The European Environment Agency (EEA) has published the Environmental Indicator Report 2018, which serves to support the monitoring of the European Union Seventh Environment Action Programme 2014-2020 (7th EAP). The report, now in its third and last edition, focuses on assessing progress on the three thematic priority objectives of the 7th EAP: protecting natural capital, increasing resource efficiency, and reducing environmental risks that impact health and well-being. The EEA utilises 29 indicators to assess the EU’s performance against these three priority areas; these include indicators on ammonia emissions, land take, conservation status of species and habitats of European interest, greenhouse gas emissions from transports, urban air quality, and exposure to environmental noise. Overall, data shows mixed trends in progress, and suggests in particular that the EU is unlikely to meet Natural Capital Protection objectives by 2020.
SDSN Italy and FEEM (Fondazione Eni Enrico Mattei) published the SDG Cities Index for Italy. The report aims at translating the Agenda 2030 Sustainable Development Goals (SDGs) into the Italian context, in which 75% of population lives in urban areas. The report explores the level of SDGs implementation at the municipal level, by assessing 101 cities in terms of 39 indicators covering 16 SDGs. The overall index provides an informative tool measuring progress at the sub-national level in view of strengthening the alignment of municipal policy making decisions with Agenda 2030. The index and specific SDG indices, can help communities in overcoming current challenges. Results show that Italian cities have reached 53% of SDGs implementation and that none of the cities has reached more than 80%.

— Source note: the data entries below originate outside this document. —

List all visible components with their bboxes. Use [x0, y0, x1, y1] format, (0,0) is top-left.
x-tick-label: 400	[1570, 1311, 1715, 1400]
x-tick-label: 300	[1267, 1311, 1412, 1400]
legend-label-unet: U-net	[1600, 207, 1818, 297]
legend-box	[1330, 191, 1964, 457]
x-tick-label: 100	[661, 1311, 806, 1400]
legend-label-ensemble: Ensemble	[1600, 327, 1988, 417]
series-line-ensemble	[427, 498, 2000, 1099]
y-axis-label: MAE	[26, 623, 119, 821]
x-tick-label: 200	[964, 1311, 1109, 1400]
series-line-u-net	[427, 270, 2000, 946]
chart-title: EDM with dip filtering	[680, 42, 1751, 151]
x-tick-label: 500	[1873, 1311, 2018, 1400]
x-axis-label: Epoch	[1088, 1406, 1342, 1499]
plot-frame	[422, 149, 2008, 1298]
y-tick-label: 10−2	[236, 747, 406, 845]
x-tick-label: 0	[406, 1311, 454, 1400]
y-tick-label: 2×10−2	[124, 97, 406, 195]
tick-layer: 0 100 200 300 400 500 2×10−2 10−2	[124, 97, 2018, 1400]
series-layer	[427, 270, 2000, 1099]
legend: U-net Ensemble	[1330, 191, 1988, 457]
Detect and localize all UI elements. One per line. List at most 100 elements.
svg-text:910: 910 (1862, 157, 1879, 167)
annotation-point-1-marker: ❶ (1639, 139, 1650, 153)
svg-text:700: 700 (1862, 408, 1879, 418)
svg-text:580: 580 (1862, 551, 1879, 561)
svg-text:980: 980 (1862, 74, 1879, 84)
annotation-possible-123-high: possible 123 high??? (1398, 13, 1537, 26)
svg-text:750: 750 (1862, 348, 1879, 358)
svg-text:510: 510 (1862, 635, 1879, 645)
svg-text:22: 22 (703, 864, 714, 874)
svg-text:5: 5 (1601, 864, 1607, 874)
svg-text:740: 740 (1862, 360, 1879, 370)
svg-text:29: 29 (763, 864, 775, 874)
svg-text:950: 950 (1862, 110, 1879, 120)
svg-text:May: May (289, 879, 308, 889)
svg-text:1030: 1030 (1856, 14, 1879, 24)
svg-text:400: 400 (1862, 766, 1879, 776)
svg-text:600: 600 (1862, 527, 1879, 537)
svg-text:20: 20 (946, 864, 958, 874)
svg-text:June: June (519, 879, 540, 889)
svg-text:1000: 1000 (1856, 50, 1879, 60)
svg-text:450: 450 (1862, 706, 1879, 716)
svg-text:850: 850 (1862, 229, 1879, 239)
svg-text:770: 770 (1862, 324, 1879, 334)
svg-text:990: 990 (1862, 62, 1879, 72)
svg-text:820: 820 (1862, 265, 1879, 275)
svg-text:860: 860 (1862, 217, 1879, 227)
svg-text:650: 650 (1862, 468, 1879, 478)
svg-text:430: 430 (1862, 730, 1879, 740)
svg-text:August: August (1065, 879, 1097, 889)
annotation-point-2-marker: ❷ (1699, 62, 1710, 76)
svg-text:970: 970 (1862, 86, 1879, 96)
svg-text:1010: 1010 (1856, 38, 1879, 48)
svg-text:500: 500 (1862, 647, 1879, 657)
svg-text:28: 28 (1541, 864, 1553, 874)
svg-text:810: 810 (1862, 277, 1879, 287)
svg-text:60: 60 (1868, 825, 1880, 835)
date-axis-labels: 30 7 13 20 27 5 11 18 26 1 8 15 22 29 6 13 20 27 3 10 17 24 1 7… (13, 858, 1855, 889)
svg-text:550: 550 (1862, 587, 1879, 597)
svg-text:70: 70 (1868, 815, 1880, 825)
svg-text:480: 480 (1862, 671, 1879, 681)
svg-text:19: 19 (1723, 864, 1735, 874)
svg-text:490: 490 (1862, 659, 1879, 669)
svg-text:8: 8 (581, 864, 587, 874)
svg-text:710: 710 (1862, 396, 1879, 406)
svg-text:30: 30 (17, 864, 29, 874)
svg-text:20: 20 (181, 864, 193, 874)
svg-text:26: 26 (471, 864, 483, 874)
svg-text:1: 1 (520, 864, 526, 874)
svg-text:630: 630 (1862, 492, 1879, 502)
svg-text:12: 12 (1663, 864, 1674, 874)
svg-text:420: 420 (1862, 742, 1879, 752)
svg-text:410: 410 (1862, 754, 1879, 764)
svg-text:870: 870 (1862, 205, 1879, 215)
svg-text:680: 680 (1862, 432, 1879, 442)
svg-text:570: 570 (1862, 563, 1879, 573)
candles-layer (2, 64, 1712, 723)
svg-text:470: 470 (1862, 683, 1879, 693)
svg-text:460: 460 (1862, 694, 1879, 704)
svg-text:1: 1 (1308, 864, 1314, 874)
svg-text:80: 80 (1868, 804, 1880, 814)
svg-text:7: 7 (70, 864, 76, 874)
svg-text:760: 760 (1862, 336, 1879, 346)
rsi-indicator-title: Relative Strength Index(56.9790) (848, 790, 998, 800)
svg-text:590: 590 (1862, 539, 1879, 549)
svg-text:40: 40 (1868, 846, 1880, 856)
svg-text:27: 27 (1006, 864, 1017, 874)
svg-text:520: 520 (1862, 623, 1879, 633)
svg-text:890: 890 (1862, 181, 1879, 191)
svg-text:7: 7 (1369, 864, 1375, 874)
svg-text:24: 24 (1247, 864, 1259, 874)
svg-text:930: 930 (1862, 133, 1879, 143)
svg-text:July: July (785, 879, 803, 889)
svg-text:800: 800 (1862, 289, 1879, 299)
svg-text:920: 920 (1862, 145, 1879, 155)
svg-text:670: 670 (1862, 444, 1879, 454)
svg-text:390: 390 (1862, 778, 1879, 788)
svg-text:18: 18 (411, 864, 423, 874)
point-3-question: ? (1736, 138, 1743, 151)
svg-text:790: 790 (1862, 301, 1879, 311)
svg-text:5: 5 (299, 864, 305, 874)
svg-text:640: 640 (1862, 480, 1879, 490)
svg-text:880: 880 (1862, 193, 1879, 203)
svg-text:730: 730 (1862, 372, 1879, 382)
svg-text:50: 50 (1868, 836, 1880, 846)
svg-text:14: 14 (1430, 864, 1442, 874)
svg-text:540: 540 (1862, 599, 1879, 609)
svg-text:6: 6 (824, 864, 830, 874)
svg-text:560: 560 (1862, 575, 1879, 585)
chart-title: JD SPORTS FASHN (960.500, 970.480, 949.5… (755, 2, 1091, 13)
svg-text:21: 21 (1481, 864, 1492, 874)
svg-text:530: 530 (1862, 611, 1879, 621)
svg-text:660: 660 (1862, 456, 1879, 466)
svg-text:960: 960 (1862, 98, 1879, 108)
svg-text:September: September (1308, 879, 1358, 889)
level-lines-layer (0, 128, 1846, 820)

The High-Level Expert Group on the Measurement of Economic Performance and Social progress (HLEG) published “Beyond GDP: Measuring what counts for economic and social performance”. The book illustrates the progress made since the 2009 Stigliz-Sen-Fitoussi Commission report and identifies 12 recommendations to provide additional direction for future work on “beyond GDP”, including the integration of economic inequalities in the System of National Accounts, the development of better metrics to account for well-being, and new dashboards of indicators to guide policies. Despite the progress made, most of the recommendations listed in the 2009 report remain valid, suggesting that we are still far from “accomplishing the mission”. The book stresses the importance of measuring “real” growth, that is equitable and sustainable and therefore not solely rely on GDP as an indicator of progress. The book argues that what governments measure can strongly influence what they do. This calls for a broader dashboard of indicators which covers all dimensions of sustainability and well-being but small enough to be comprehensible. A companion report, “For Good Measure: Advancing Research on Well-being Metrics Beyond GDP”, provides a series of authored chapters, prepared by some HLEG members, on those topics that have been the focus of the HLEG work.
UN Environment published the 2018 Inclusive Wealth Report, a biennial effort that evaluates countries’ performance in measuring the sustainability of their economy and the well-being of their people. The report measures inclusive wealth for 140 countries over the period 1990-2014. By measuring inclusive wealth - comprising of manufactured, human and natural capital - countries are assessed in terms of their well-being and whether they are developing in a way that allows future generations to meet their own needs. The results show that rising wealth has come at the expense of the environment. 44 countries have experienced a decline in inclusive wealth per capita since 1992 even though GDP per capita has increased in almost all of them, indicating that a country’s GDP can be increasing even if well-being is declining. The Inclusive Wealth index provides a tool for policy makers to check whether their policies are sustainable. It can help tracking progress towards achieving the Sustainable Development Goals and whether they are achieved in a sustainable way.